Le gouvernement continuera à établir des objectifs chiffrés pour les années suivantes, la deuxième et la troisième année, et continuera à faire ses prévisions, dont nous tiendrons compte, mais dans ces conditions, essayer de prédire plus ou moins précisément ce qui va se passer et comment nous devrions répondre n’est possible qu’une année à l’avance.

Je pense que le gouvernement prend la bonne décision en établissant un budget pour un an seulement et je demanderai au Parlement de soutenir cette approche. Quant à nos engagements sociaux, nous ferons tout le nécessaire pour assurer qu’ils soient tenus.

Question : Au sujet de l’Ukraine, nous connaissons les événements qui ont eu lieu hier à la Verkhovna Rada à Kiev, où des agents des forces de sécurité ont été tués et des manifestants ont affronté la police. Cela s’est passé alors que le Parlement votait des amendements à la Constitution. Comment évaluez-vous ces événements et quel est votre pronostic?

Vladimir Poutine : Je vous rappelle que conformément aux Accords de Minsk des amendements devaient être introduits dans la Constitution ukrainienne, mais que cela devait être fait par la discussion, le dialogue et la coordination avec la région de Donbass et les Républiques populaires de Donetsk et de Lugansk, qui ne sont pas reconnues. Malheureusement, les autorités de Kiev ne prennent aucune de ces mesures aujourd’hui et il n’y a ni dialogue ni coordination sur les amendements à la Constitution de l’Ukraine. C’est un principe très important.
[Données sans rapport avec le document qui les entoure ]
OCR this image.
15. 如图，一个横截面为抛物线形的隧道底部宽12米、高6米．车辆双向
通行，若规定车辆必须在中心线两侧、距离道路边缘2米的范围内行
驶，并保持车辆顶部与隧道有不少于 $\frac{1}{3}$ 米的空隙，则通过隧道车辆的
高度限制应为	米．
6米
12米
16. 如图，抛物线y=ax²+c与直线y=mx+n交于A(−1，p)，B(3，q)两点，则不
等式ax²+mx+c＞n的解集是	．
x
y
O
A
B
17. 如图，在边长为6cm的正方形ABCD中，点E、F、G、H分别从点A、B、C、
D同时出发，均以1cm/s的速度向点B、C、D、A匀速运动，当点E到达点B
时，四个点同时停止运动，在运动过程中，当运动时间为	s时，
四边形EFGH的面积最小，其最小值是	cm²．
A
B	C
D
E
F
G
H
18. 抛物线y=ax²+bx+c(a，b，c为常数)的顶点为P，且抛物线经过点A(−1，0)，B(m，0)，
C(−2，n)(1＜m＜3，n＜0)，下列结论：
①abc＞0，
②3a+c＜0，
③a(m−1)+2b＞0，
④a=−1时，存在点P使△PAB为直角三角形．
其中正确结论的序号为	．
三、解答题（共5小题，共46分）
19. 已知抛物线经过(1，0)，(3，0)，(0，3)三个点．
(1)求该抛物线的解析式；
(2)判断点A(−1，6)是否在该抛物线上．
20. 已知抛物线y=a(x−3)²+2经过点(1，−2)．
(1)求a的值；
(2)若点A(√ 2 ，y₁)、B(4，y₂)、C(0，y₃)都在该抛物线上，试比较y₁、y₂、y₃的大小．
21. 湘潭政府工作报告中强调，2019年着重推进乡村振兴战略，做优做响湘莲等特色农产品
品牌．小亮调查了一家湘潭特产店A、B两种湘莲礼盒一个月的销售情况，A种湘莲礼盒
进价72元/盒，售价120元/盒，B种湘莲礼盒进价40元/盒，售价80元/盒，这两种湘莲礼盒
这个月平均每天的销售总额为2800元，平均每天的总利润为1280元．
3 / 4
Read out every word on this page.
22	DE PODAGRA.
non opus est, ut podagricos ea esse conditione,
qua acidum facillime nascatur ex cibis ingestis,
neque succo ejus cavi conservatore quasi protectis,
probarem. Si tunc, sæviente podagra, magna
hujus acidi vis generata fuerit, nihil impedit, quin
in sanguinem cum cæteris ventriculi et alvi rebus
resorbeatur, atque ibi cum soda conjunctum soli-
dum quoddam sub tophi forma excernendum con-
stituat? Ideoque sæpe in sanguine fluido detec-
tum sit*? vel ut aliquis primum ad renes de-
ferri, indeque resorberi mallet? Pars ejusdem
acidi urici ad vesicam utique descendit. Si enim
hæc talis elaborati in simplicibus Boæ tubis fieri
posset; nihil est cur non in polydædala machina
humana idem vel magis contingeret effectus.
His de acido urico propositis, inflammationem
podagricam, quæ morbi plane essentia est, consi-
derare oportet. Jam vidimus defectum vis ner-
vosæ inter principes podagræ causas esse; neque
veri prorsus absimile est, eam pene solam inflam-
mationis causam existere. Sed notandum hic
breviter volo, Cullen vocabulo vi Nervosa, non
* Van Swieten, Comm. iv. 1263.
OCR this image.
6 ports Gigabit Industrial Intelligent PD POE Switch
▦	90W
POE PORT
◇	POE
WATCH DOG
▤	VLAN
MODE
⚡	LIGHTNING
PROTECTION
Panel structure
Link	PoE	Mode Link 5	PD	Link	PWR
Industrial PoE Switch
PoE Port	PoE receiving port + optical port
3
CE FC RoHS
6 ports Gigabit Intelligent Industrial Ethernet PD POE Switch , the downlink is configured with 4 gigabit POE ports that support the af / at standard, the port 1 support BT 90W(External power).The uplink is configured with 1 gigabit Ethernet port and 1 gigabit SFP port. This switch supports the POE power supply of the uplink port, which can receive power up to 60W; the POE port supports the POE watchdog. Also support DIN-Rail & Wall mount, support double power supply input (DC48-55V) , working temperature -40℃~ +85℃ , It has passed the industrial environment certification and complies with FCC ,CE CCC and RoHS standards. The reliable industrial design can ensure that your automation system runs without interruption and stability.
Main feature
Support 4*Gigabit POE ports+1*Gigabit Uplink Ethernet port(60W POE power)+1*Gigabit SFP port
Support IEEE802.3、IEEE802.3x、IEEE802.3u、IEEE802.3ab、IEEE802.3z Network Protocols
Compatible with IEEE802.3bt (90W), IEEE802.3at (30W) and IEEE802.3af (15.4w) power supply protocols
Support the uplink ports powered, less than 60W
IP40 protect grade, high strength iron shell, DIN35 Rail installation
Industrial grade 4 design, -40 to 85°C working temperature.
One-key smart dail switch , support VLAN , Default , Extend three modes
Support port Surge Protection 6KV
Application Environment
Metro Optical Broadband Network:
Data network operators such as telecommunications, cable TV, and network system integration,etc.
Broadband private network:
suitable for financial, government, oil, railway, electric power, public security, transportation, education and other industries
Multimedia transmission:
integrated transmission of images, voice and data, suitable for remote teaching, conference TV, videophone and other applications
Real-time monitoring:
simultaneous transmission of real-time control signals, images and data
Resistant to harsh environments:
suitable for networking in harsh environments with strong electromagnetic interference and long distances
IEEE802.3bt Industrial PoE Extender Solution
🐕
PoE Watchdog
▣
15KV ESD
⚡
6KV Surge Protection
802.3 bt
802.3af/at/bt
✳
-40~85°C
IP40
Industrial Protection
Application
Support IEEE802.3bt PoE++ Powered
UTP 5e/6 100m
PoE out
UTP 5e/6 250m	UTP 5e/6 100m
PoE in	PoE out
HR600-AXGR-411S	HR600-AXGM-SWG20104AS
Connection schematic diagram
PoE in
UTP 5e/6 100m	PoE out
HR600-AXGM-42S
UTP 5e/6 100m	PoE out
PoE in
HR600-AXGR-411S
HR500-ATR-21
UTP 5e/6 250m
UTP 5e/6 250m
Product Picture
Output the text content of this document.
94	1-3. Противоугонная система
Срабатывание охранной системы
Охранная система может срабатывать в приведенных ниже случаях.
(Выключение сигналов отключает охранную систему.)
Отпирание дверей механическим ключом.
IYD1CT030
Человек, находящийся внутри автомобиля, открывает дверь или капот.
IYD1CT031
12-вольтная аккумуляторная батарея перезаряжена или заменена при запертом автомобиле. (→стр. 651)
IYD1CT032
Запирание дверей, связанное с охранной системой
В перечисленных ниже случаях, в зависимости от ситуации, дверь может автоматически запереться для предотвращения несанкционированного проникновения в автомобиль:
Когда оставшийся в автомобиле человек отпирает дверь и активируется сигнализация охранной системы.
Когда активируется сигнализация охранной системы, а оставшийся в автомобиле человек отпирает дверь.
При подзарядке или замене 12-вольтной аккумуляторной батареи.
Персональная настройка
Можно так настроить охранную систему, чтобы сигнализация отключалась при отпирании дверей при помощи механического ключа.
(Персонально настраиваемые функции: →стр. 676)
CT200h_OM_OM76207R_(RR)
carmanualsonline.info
Si nous parlons de la mise en œuvre des Accords de Minsk, permettez-moi de vous rappeler que les amendements à la Constitution doivent être discutés et convenus avec la région du Donbass, pour commencer, et ensuite, que la loi sur les élections du gouvernement local doivent aussi être définies avec la région du Donbass. Troisièmement, une loi d’amnistie est censée être adoptée, mais cela n’a pas eu lieu, et une loi sur le statut spécial de ces régions est censée entrer en vigueur. Cette loi a été adoptée, mais son entrée en vigueur a été reportée. Ce sont là quatre conditions de base pour un règlement politique que nos collègues de Kiev n’ont pas mis en œuvre, malheureusement. Elles ne sont tout simplement pas appliquées.

Quant aux événements tragiques qui ont eu lieu, je pense que ce n’est pas lié aux amendements à la Constitution, parce que tout ce qui est proposé aujourd’hui comme amendement est de nature purement déclarative et ne change fondamentalement rien à la manière dont le pouvoir d’État en Ukraine est organisé.

Je n’entrerai pas dans les détails maintenant. Vous pouvez parler avec les spécialistes. Tout cela est assez clair pour voir ce qu’il en est. Simplement, ce que nous voyons aujourd’hui est le prochain round de la confrontation politique en Ukraine, et les amendements à la Constitution sont uniquement utilisés comme prétexte pour intensifier la lutte politique pour le pouvoir.

Question : Que pensez-vous qu’il va se passer à partir de là?

Vladimir Poutine : Cela ne dépendra pas de nous mais de l’Ukraine elle-même, du peuple ukrainien et du temps pendant lequel ils sont encore prêts à endurer ce chaos.

J’ai déjà dit que le fait que l’Ukraine a été placée sous une gouvernance extérieure et que des étrangers tiennent tous les postes clés dans le gouvernement, et maintenant dans les régions clés aussi, est, à mon avis, une insulte au peuple ukrainien.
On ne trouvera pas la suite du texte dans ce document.